Sunday, June 29, 2008

Full review: Wanted, 7/10

Make no mistake, Wanted is not a good movie. It’s loud, it’s dumb as all hell, and its ultimate message is somewhere between nihilism and just good old-fashioned misanthropism, and yet it’s damn fun. It has style and panache to spare and it celebrates a balls-to-the-wall enthusiasm for blood, guns, and ultra-violence that will appease any fan of Equilibrium, The Matrix, or Fight Club. All of these are infinitely better films, but they are at least well-honored as the templates on which Timur Bekmambetov bases his film. The style, though, is the director’s -- he’s already honed his visually audacious approach to film-making with Nightwatch, another jet-black adaptation of a graphic novel, about Russian vampires.

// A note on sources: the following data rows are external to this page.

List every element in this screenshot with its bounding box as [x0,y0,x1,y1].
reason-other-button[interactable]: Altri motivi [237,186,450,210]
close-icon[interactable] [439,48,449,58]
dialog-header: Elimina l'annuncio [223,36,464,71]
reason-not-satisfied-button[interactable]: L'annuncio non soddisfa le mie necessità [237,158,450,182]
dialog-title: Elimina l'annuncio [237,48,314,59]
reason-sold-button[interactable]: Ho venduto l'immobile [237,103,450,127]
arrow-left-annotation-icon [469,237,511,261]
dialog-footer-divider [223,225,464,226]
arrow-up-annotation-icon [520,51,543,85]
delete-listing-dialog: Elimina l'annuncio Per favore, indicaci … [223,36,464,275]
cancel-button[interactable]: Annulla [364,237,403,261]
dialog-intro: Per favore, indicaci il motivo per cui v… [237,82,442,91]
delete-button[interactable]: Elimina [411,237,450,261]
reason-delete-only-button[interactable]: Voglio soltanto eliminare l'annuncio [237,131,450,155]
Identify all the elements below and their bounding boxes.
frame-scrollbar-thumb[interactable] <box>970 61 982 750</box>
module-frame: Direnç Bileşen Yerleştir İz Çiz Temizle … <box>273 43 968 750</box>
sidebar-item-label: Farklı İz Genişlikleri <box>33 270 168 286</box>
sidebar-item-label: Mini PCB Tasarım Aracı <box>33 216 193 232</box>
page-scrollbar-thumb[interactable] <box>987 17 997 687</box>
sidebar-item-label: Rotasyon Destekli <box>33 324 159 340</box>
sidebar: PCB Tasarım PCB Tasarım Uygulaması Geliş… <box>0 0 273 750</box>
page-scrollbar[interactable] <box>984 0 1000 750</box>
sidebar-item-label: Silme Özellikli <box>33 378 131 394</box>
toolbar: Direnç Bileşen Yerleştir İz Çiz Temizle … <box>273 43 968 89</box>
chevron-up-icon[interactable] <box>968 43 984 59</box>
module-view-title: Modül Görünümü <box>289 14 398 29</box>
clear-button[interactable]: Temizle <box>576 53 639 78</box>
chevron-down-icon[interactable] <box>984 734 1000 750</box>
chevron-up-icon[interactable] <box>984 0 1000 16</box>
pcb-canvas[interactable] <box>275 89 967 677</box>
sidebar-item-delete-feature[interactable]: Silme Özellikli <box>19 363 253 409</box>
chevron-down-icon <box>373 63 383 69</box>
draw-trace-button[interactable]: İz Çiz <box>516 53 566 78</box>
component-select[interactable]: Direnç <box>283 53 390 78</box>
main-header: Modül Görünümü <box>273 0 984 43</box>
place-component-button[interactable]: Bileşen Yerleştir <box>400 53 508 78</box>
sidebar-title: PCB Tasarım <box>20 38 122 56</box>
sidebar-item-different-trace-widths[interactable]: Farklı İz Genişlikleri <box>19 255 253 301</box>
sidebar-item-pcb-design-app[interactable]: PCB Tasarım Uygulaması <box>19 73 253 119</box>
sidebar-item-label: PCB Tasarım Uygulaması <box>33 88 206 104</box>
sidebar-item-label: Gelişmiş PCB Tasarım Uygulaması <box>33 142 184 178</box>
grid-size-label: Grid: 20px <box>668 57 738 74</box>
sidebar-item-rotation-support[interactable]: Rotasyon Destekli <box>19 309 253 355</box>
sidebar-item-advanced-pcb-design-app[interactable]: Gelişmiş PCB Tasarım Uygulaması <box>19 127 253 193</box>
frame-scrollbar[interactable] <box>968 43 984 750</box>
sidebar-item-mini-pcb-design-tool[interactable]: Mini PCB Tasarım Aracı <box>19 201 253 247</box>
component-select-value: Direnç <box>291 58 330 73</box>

James MacAvoy, as Wesley, our dweeby American-accented hero, makes a rather impressive and Fight Club-Narrator-esque transformation from passive desk-jockey to active killer, but really, who wouldn’t put up with extended hazing for the chance to scamper along moving trains with a scorching-hot Angelina Jolie? Jolie, for her part, does little except slink and pout, but her quicksilver cool is captivating. It’s not really “acting”, but I guarantee that a summer of boys (and girls -- I’m not discriminating here) will have found their eye-candy of choice for at least a few months. Between the icy-hot Jolie and the stylized gunfights, with slow-motion firing and arcing-trajectories of sculpted silver bullets, what’s not to love? Or, rather, what’s not to get your testosterone racing?

This hormonal excitement is clearly intentional, as on a meta level the whole movie plays like one long emotional Viagra infusion (again, hearkening back to Palahniuk/Fincher’s anti-domestication screed) for every emasculated office-worker in the audience. It was striking that in a movie filled with bullets, graphic acts of weaponized violence and torture, the only cheers from the audience (and I do mean actual cheers) came from a scene in which Wesley takes out his aggression on his corporate co-workers. Clearly, women are hot and guns are fun, but giving your manager what-for is where it’s at.

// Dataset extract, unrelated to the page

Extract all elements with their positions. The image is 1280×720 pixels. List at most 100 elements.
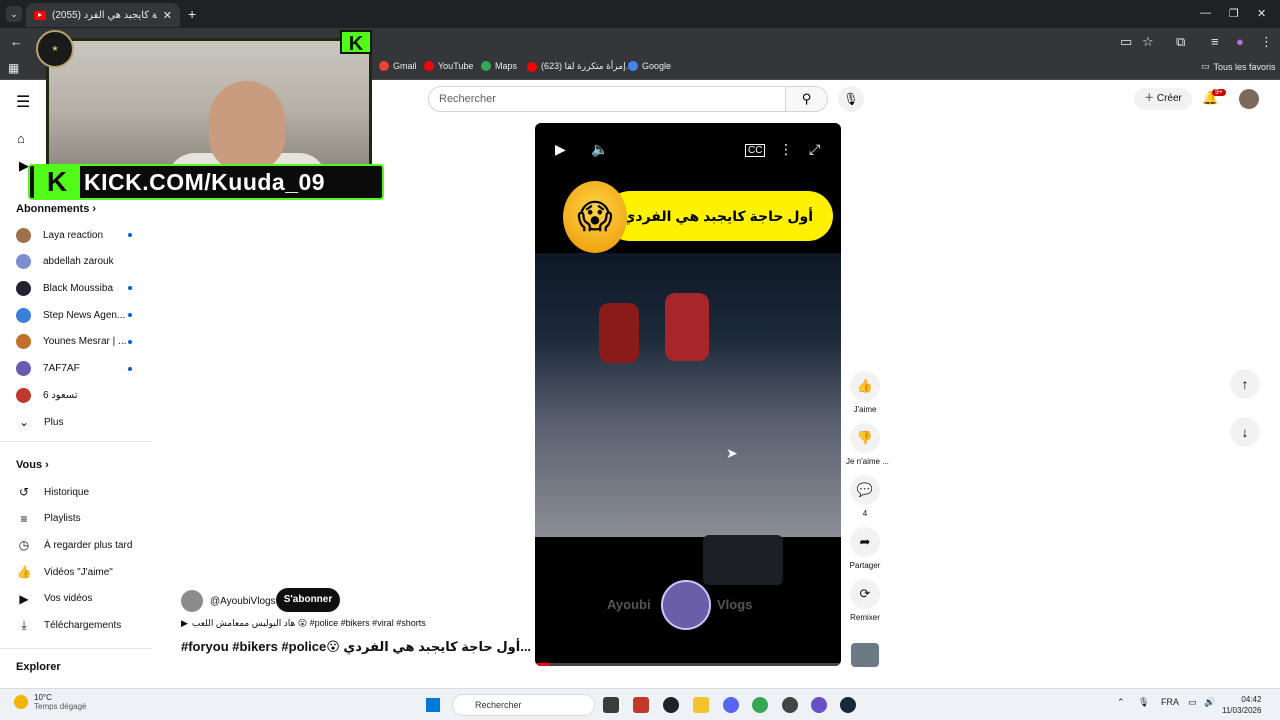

On this theme of non-cooperation, Wanted is interesting because it actively argues against the possibility for real human connections and emotions. Wesley goes from having a girlfriend, a so-called best-friend, co-workers, and the ability to relate to other people to being the ultimate lone wolf. The girlfriend was boinking the best friend, the best friend was a douche, the co-workers were stooges, and generally the lesson becomes that other people suck. Even the talented, hardened, capable people suck.

As multiple characters say, in variation, throughout the movie, “don’t send sheep to do a wolf’s job”, but the ultimate moral is that everyone, even self-professed wolves, are sheep. And sheep always get eaten. The only truth is the one you keep to yourself. There’re not a lot of messages touting peace, love, or teamwork here. Take that for what you will. For good or for ill, it’s nice to see a movie that sticks to its guns regarding the alienation that a “lone wolf” must endure if he wishes to keep himself out of the flock.

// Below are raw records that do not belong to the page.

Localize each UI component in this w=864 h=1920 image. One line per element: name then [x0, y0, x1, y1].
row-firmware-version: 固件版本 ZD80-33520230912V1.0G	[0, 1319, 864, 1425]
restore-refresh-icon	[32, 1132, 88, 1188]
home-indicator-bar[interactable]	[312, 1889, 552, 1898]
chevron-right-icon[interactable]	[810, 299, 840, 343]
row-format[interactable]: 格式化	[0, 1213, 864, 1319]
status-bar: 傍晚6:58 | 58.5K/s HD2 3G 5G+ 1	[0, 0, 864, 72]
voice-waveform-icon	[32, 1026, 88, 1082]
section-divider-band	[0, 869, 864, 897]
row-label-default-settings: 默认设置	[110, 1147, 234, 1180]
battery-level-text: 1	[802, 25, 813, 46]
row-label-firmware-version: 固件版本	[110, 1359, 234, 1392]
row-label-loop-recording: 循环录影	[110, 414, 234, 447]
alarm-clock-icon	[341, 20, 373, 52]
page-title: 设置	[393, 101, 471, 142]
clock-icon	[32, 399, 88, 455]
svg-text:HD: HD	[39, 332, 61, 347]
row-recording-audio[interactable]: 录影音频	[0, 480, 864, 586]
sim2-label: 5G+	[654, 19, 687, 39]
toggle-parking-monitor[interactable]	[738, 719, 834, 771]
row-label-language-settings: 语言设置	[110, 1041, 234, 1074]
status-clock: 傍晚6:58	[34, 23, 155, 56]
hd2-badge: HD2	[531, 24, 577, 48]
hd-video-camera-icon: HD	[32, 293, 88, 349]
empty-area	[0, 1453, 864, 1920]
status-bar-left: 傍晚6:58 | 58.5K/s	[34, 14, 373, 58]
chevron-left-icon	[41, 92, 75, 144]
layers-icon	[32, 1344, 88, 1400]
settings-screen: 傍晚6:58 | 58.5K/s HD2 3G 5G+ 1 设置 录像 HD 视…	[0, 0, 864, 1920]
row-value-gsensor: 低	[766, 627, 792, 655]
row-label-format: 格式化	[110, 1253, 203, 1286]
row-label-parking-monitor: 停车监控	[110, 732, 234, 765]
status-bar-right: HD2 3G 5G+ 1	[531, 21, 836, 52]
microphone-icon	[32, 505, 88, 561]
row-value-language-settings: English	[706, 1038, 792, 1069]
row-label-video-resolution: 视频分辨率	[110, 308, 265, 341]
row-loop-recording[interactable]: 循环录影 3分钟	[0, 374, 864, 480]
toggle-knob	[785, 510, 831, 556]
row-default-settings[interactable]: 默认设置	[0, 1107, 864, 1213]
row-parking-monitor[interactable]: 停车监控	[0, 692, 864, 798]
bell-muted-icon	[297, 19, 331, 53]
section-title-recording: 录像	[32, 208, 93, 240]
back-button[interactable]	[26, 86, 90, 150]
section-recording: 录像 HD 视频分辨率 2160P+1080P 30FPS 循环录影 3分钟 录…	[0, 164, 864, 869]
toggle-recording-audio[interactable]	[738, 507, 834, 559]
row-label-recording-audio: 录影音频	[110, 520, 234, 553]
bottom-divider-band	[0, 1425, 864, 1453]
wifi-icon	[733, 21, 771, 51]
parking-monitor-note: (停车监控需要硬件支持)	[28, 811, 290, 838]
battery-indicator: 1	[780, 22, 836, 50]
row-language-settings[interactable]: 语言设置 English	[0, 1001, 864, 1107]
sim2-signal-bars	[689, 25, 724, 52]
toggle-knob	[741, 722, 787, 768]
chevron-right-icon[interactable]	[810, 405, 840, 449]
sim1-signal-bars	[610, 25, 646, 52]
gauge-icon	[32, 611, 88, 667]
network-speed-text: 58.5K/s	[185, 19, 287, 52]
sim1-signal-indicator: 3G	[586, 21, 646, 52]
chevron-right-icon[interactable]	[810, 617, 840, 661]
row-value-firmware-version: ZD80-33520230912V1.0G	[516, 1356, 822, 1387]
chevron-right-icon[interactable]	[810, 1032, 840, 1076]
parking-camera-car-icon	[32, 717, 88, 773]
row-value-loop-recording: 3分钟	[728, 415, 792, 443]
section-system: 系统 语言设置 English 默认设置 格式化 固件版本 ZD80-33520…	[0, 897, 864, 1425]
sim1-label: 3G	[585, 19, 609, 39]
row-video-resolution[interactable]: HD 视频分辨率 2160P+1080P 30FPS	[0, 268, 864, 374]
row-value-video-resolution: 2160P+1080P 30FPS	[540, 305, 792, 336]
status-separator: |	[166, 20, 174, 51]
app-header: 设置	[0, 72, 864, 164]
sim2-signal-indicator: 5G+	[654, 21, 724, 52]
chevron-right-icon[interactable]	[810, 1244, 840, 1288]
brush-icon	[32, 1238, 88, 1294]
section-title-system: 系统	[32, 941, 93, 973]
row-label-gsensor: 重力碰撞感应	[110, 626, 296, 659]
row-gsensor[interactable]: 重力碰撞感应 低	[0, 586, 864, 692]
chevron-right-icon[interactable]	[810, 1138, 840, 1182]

Wanted is not going to win any awards, and if you think about it too long you’re going to end up annoyed with yourself for liking it, but for what it is -- an amped-up charge of adrenalin, fueled by hyperviolence and super-stylized action -- it’s great. It's not life-changing, but definitely the spectacle of the summer. And dear lord, does Angelina bring a new level to pure physical perfection -- that, in itself, is awe-inspiring.